I am checking to see if a pandas column matches a pre-defined regex, using .any()
to get the first match if found. However, I need to return the index/row where this match occurred so that I can get the value of another column in that row.
I have the below to check where the reg_ex pattern exists in df['id_org']
if df['id_org'].str.contains(pat=reg_ex, regex=True).any()
Once the above evaluates to true, how do I get the index/row that caused the expression to evaluate to true?

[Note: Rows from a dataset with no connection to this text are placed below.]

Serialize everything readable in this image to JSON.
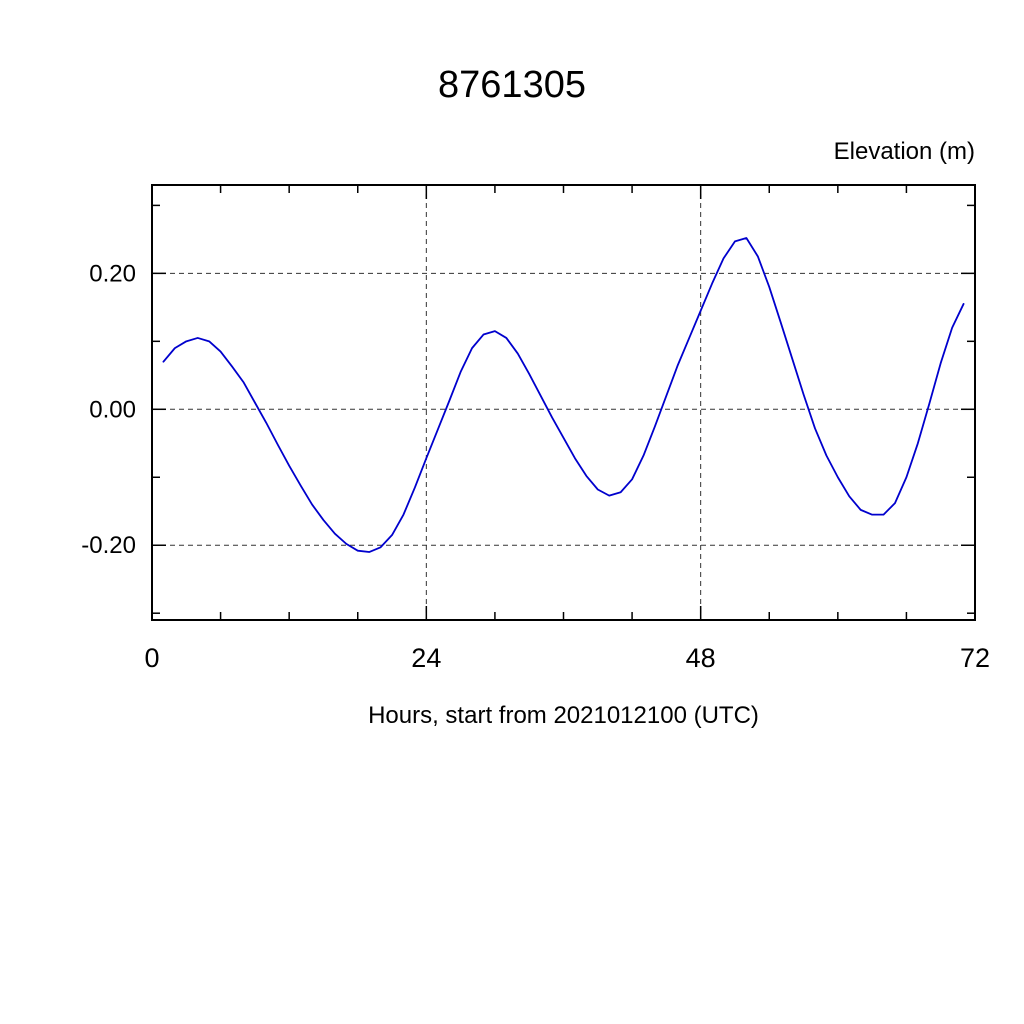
{
  "chart": {
    "title": "8761305",
    "ylabel": "Elevation (m)",
    "xlabel": "Hours, start from 2021012100 (UTC)"
  },
  "chart_data": {
    "type": "line",
    "title": "8761305",
    "xlabel": "Hours, start from 2021012100 (UTC)",
    "ylabel": "Elevation (m)",
    "xlim": [
      0,
      72
    ],
    "ylim": [
      -0.31,
      0.33
    ],
    "xticks_major": [
      0,
      24,
      48,
      72
    ],
    "xtick_labels": [
      "0",
      "24",
      "48",
      "72"
    ],
    "xticks_minor_step": 6,
    "yticks_major": [
      -0.2,
      0.0,
      0.2
    ],
    "ytick_labels": [
      "-0.20",
      "0.00",
      "0.20"
    ],
    "yticks_minor_step": 0.1,
    "xgrid": [
      24,
      48
    ],
    "ygrid": [
      -0.2,
      0.0,
      0.2
    ],
    "grid": true,
    "legend": "none",
    "line_color": "#0000cd",
    "series": [
      {
        "name": "elevation",
        "x": [
          1,
          2,
          3,
          4,
          5,
          6,
          7,
          8,
          9,
          10,
          11,
          12,
          13,
          14,
          15,
          16,
          17,
          18,
          19,
          20,
          21,
          22,
          23,
          24,
          25,
          26,
          27,
          28,
          29,
          30,
          31,
          32,
          33,
          34,
          35,
          36,
          37,
          38,
          39,
          40,
          41,
          42,
          43,
          44,
          45,
          46,
          47,
          48,
          49,
          50,
          51,
          52,
          53,
          54,
          55,
          56,
          57,
          58,
          59,
          60,
          61,
          62,
          63,
          64,
          65,
          66,
          67,
          68,
          69,
          70,
          71
        ],
        "y": [
          0.07,
          0.09,
          0.1,
          0.105,
          0.1,
          0.085,
          0.063,
          0.04,
          0.01,
          -0.02,
          -0.052,
          -0.083,
          -0.112,
          -0.14,
          -0.163,
          -0.183,
          -0.198,
          -0.208,
          -0.21,
          -0.203,
          -0.185,
          -0.155,
          -0.115,
          -0.072,
          -0.03,
          0.012,
          0.055,
          0.09,
          0.11,
          0.115,
          0.105,
          0.082,
          0.052,
          0.02,
          -0.012,
          -0.042,
          -0.072,
          -0.098,
          -0.118,
          -0.127,
          -0.122,
          -0.103,
          -0.068,
          -0.025,
          0.02,
          0.065,
          0.105,
          0.145,
          0.185,
          0.222,
          0.247,
          0.252,
          0.225,
          0.18,
          0.128,
          0.075,
          0.022,
          -0.028,
          -0.068,
          -0.1,
          -0.128,
          -0.148,
          -0.155,
          -0.155,
          -0.138,
          -0.1,
          -0.05,
          0.008,
          0.068,
          0.12,
          0.155
        ]
      }
    ]
  }
}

I would like to use this index so that I can access another column for that same row using pandas df.at[index, 'desired_col']
or .iloc
functions.
In the past I have done: df.at[df['id_org'][df['id_org'] == key].index[0], 'desired_col']
however, I can't use this line of code any more because I am no longer checking for an exact string "key" match bur rather when a regex now matches in that column.
CodePudding user response:
You can use idxmax
combined with any
:
reg_ex = 'xxx'
s = df['id_org'].str.contains(pat=reg_ex, regex=True)
out = s.idxmax() if s.any() else None
s = df['id_org'].str.contains(pat=reg_ex, regex=True)
out = s[s].first_valid_index()
Example of outputs:
# reg_ex = 'e'
1
# reg_ex = 'z'
None
Used input:
id_org
0 abc
1 def
2 ghi
3 cde
all matches
s = df['id_org'].str.contains(pat=reg_ex, regex=True)
out = s.index[s]
Example for the regex 'e'
: Int64Index([1, 3], dtype='int64')